Definitely going to swap my 500GB SSD for a 1 or 2TB HDD though as soon as I can. Just can't make up my mind yet whether to go for WD Blue or Black, or even perhaps Seagate Pro. Someone elsewhere in the forums had good things to say about the latter IIRC? Had some Seacrate (as they used to be nicknamed on account of extreme noisiness and reliability issues at one time) Ultrawide SCSI disks once when I still ran SCSI systems and they were actually faster than a WD I had at the same time and almost as fast as the IBM ones I had then. ('Reassuringly expensive' the latter were, too, in those days!)

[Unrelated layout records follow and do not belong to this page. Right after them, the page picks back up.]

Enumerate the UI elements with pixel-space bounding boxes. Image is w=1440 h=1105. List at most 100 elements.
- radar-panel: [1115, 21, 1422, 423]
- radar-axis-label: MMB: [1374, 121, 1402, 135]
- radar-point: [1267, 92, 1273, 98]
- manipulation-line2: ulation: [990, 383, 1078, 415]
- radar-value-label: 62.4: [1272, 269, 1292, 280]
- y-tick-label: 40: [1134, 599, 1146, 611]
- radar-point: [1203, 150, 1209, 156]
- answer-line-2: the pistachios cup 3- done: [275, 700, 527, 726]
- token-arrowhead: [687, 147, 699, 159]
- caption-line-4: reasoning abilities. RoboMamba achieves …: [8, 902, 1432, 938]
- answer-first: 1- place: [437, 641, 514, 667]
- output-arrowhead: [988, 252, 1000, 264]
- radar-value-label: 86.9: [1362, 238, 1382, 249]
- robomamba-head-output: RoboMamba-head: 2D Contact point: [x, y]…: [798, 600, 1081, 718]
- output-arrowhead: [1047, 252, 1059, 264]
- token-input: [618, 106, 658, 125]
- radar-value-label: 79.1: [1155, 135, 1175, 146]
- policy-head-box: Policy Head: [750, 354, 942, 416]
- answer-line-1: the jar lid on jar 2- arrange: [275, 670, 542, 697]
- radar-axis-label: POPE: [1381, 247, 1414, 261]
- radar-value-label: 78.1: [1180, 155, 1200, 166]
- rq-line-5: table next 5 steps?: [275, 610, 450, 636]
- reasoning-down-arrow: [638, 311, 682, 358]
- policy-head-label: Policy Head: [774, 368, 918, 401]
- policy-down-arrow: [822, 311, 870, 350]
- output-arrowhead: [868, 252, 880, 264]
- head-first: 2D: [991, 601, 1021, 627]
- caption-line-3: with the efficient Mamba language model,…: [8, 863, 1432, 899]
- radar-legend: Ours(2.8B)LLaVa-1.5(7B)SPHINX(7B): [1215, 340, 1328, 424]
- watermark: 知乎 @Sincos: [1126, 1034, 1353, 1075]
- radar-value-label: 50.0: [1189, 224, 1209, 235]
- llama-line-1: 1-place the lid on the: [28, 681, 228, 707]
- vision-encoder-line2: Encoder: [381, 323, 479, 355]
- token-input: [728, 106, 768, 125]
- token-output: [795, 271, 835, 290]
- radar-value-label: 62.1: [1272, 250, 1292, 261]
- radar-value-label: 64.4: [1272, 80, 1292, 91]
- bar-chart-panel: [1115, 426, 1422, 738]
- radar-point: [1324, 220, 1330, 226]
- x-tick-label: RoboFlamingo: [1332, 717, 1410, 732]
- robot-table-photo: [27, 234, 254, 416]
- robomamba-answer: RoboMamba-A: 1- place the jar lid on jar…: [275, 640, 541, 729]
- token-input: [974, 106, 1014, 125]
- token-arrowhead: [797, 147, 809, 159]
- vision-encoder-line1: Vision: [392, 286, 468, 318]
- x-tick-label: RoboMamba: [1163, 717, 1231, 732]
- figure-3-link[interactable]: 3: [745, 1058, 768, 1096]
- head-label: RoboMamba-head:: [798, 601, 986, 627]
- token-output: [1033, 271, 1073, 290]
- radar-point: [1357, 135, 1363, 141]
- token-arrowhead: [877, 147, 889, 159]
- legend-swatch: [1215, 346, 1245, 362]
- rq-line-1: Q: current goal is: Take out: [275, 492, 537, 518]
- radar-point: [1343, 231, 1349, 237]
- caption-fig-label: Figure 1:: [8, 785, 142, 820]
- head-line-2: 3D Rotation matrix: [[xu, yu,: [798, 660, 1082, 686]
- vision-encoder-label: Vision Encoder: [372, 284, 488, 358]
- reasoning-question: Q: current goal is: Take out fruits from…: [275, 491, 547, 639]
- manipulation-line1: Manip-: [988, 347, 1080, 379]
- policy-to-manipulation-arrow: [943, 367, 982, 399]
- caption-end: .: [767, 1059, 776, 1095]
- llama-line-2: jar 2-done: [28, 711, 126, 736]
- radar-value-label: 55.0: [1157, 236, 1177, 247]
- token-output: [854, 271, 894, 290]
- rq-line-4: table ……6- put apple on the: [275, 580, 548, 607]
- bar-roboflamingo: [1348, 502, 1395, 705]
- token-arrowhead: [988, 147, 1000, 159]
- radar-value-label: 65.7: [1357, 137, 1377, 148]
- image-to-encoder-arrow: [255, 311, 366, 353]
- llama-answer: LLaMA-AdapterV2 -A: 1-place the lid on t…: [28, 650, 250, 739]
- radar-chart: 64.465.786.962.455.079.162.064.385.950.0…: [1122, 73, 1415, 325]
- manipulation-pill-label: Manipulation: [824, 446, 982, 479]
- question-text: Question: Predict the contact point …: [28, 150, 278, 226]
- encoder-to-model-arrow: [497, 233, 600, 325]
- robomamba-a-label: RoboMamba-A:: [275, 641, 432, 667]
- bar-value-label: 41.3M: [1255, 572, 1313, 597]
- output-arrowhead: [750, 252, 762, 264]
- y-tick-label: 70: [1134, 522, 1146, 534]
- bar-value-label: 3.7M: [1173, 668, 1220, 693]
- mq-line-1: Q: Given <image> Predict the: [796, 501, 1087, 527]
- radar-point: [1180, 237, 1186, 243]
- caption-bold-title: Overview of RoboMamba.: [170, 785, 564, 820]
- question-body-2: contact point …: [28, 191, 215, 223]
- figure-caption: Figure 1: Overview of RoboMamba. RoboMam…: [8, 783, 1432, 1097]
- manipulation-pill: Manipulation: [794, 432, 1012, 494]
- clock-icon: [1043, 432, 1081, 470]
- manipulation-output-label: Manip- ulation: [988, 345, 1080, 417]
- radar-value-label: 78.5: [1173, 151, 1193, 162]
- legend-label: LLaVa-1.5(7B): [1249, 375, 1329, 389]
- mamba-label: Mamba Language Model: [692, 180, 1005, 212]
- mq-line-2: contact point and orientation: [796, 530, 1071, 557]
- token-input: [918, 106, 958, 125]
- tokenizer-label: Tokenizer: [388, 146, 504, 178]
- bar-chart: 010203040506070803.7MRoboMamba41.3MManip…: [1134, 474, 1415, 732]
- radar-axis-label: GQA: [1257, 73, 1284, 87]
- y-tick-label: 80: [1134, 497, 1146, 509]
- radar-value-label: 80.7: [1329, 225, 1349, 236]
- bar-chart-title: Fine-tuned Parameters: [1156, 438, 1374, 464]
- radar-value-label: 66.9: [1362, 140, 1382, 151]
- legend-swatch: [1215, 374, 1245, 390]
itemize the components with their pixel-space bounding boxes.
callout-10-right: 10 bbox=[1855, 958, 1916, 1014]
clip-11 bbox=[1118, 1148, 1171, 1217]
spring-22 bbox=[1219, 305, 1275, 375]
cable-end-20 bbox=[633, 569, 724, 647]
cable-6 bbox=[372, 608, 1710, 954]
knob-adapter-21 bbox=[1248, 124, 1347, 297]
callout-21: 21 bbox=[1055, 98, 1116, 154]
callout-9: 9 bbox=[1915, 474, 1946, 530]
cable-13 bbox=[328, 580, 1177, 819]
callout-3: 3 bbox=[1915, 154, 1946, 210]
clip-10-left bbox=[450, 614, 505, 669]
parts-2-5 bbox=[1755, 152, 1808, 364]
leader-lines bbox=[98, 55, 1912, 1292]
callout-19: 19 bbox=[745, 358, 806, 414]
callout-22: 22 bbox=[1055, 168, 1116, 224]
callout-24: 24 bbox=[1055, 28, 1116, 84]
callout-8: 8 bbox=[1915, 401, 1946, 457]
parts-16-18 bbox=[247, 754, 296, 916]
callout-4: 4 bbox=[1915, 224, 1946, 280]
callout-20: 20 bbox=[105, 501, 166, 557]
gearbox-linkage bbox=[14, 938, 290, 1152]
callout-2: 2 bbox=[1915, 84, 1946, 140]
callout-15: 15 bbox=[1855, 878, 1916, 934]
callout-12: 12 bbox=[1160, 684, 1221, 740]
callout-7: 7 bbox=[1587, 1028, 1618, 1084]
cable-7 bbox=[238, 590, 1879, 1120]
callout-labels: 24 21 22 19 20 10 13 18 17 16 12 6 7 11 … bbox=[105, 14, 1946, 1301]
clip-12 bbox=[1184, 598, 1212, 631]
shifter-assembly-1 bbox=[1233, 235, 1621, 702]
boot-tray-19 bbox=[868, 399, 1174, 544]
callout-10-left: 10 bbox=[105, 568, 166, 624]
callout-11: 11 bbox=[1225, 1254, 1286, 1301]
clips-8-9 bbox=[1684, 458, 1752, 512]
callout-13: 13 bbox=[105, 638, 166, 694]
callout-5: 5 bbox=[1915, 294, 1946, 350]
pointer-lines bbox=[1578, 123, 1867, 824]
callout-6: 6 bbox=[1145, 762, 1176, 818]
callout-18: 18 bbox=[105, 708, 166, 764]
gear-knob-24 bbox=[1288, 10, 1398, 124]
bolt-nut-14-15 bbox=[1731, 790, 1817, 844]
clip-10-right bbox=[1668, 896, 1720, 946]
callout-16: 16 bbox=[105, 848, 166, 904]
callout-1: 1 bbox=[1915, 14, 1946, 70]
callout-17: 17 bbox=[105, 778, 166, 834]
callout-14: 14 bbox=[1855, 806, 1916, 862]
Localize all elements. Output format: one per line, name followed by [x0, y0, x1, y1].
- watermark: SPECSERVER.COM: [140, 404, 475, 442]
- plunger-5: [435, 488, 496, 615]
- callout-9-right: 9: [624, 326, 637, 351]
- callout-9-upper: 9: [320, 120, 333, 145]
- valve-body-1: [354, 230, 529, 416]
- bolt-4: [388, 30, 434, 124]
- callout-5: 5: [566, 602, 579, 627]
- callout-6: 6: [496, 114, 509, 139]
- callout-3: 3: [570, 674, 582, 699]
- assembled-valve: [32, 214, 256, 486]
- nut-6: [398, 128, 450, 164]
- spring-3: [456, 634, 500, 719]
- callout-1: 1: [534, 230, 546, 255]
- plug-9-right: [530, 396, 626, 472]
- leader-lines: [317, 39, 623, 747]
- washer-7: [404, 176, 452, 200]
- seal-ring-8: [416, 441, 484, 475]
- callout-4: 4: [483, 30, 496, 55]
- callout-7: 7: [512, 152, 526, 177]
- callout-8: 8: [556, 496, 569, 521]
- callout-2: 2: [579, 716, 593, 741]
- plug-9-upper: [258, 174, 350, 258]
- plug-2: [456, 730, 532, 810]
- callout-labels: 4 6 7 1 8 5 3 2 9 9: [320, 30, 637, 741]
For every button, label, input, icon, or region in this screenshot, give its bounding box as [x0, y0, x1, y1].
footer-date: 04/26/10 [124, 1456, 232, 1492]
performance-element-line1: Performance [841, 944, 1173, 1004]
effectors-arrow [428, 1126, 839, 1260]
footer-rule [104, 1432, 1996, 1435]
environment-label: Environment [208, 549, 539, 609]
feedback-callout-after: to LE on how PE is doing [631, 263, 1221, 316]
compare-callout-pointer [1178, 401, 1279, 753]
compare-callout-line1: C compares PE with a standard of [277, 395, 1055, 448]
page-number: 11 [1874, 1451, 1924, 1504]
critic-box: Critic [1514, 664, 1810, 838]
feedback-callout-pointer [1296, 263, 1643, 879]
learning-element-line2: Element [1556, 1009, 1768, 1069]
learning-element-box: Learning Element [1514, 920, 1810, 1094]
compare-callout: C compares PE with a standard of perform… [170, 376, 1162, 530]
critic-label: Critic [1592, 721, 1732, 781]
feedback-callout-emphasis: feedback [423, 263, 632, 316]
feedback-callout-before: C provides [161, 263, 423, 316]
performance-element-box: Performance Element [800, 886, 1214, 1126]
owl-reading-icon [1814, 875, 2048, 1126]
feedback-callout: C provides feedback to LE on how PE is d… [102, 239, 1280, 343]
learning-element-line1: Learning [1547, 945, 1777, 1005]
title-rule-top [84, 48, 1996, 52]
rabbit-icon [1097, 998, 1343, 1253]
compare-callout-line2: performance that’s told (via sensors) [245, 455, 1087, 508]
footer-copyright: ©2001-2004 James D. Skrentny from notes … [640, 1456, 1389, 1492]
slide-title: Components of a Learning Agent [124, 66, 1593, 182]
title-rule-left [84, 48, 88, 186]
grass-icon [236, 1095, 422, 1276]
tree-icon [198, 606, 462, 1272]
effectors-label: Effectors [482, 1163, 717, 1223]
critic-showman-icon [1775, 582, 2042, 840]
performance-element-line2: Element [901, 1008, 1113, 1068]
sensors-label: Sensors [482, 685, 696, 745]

The extra speed of the SSD is nice, but the difference doesn't seem big enough to justify the cost of a 1 or 2TB one at around 4-6 times the price that I can get a HDD for (even if I could afford it), and the SSD can then go into the old AMD box.

And anyway even with the SSD now Windows 10 still boots/restarts less quickly than Windows 7 on my old AMD 64 X2 system. But that, and the overall slower performance, I gather may well be down to those darn Spectre etc. fixes. Even so, every Linux distro I've actually dual-booted is there almost instantly, and generally much faster. Settled now on Debian with (currently) LXDE desktop environment. Starts in less than 1/2Gig of RAM!

Reason for the change is I desperately need more drive space internally on the laptop as I intend to install a complete IDE under the Linux system and try and get back into a bit of coding (after all these years!) there.